Parents, teachers and school administrators know that teenagers are glued to their phones. After our middle school daughter got her head for Christmas last year, we only saw the top of her head for months.

That’s why it was surprising to see her willingly leaving her beloved phone on the kitchen counter without hesitation when she attended a recent middle school dance. But she knew the school rules: phones are not allowed. And if she brought it with her, she had to hand it over when she entered anyway, so why bother? I knew the pickup time and she knew she could borrow an adult’s phone or use the school phone to call me if necessary.

So, dressed in a baby blue sundress with her favorite pearl earrings (and casual in Nike blazers – because she’s 13), my daughter excitedly skipped off to spend a few hours with her friends, dancing and singing lyrics to Taylor Swift and Olivia Rodrigo meet at.

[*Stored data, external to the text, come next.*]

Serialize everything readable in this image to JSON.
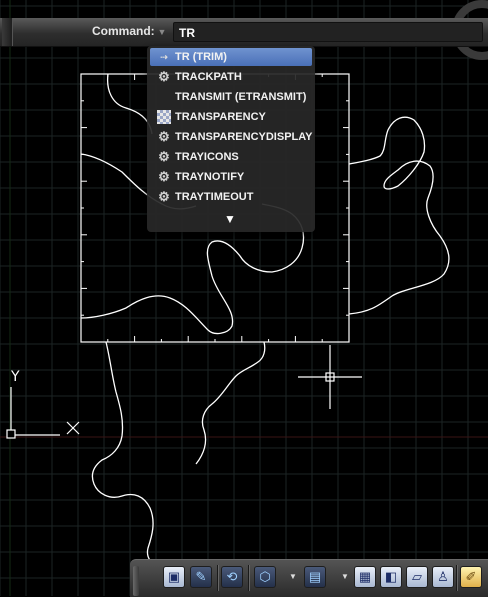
{
  "command_bar": {
    "label": "Command:",
    "dropdown_icon": "triangle-down-icon",
    "input_value": "TR"
  },
  "autocomplete": {
    "items": [
      {
        "label": "TR (TRIM)",
        "icon": "command-icon",
        "selected": true
      },
      {
        "label": "TRACKPATH",
        "icon": "gear-icon"
      },
      {
        "label": "TRANSMIT (ETRANSMIT)",
        "icon": ""
      },
      {
        "label": "TRANSPARENCY",
        "icon": "transparency-icon"
      },
      {
        "label": "TRANSPARENCYDISPLAY",
        "icon": "gear-icon"
      },
      {
        "label": "TRAYICONS",
        "icon": "gear-icon"
      },
      {
        "label": "TRAYNOTIFY",
        "icon": "gear-icon"
      },
      {
        "label": "TRAYTIMEOUT",
        "icon": "gear-icon"
      }
    ],
    "more_glyph": "▼"
  },
  "ucs_icon": {
    "y_label": "Y",
    "x_label": "X"
  },
  "toolbar": {
    "buttons": [
      "insert-block-icon",
      "draw-icon",
      "orbit-icon",
      "visual-style-icon",
      "view-cube-icon",
      "grid-snap-icon",
      "layer-icon",
      "annotate-icon",
      "person-icon",
      "pen-icon"
    ]
  },
  "colors": {
    "background": "#000000",
    "grid": "#15201f",
    "drawing": "#ffffff",
    "selected_item": "#5a7fc2",
    "x_axis": "#3a1212"
  }
}
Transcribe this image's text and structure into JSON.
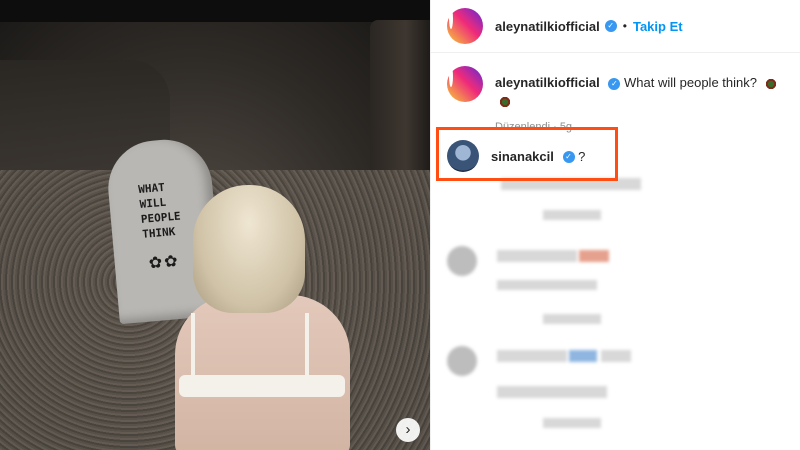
{
  "post": {
    "image": {
      "tombstone_text": "WHAT\nWILL\nPEOPLE\nTHINK"
    },
    "next_icon": "chevron-right-icon"
  },
  "header": {
    "username": "aleynatilkiofficial",
    "separator": "•",
    "follow_label": "Takip Et"
  },
  "caption": {
    "username": "aleynatilkiofficial",
    "text": "What will people think?",
    "meta": "Düzenlendi · 5g"
  },
  "highlighted_comment": {
    "username": "sinanakcil",
    "text": "?"
  },
  "colors": {
    "accent": "#0095f6",
    "highlight_border": "#ff4d14",
    "verified": "#3897f0"
  }
}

She said it was the best night ever

And she did. She danced every song all night and came home breathless and happy, calling the dance “the best night ever.”

When she returned home, she immediately resumed her normal activities and began texting and SnapChatting with her friends. But between seven and nine o’clock that evening there was only laughter, music and dancing – and no one had a phone in their hand.

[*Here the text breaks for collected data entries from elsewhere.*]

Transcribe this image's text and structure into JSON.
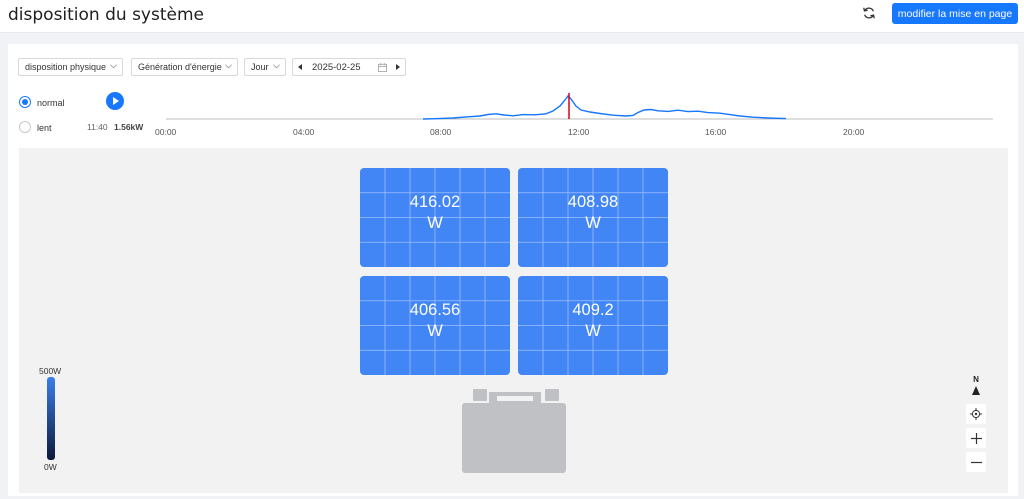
{
  "header": {
    "title": "disposition du système",
    "refresh_icon": "refresh-icon",
    "edit_button": "modifier la mise en page"
  },
  "filters": {
    "layout_select": "disposition physique",
    "metric_select": "Génération d'énergie",
    "period_select": "Jour",
    "date": "2025-02-25"
  },
  "playback": {
    "options": [
      {
        "label": "normal",
        "checked": true
      },
      {
        "label": "lent",
        "checked": false
      }
    ],
    "current_time": "11:40",
    "current_power": "1.56kW"
  },
  "timeline": {
    "ticks": [
      "00:00",
      "04:00",
      "08:00",
      "12:00",
      "16:00",
      "20:00"
    ],
    "line_color": "#1677ff",
    "cursor_color": "#d9001b"
  },
  "panels": [
    {
      "value": "416.02",
      "unit": "W"
    },
    {
      "value": "408.98",
      "unit": "W"
    },
    {
      "value": "406.56",
      "unit": "W"
    },
    {
      "value": "409.2",
      "unit": "W"
    }
  ],
  "legend": {
    "max": "500W",
    "min": "0W"
  },
  "map_controls": {
    "compass_label": "N",
    "icons": [
      "compass-icon",
      "locate-icon",
      "zoom-in-icon",
      "zoom-out-icon"
    ]
  },
  "colors": {
    "accent": "#1677ff",
    "panel": "#4285f4",
    "inverter": "#c0c1c5"
  }
}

No phones means real, authentic fun for kids

As a parent navigating a digital world that seems light years away from the world we grew up in, I love this policy. I love that the kids who chose the dance lived in the moment for two hours, looking into each other’s faces and having real, authentic fun – not manufactured, filtered fun suitable for Snapchat or TikTok were.

I love that my teenage daughter had that feeling of magical joy that doesn’t happen often – the kind you feel deep in your chest, the kind you remember for a lifetime. I can remember having so much fun when I was 13, dancing with my friends, screaming, and singing Whitney Houston’s “I’m Every Woman,” and I never imagined a world where everyone was would have a tiny computer in our hands.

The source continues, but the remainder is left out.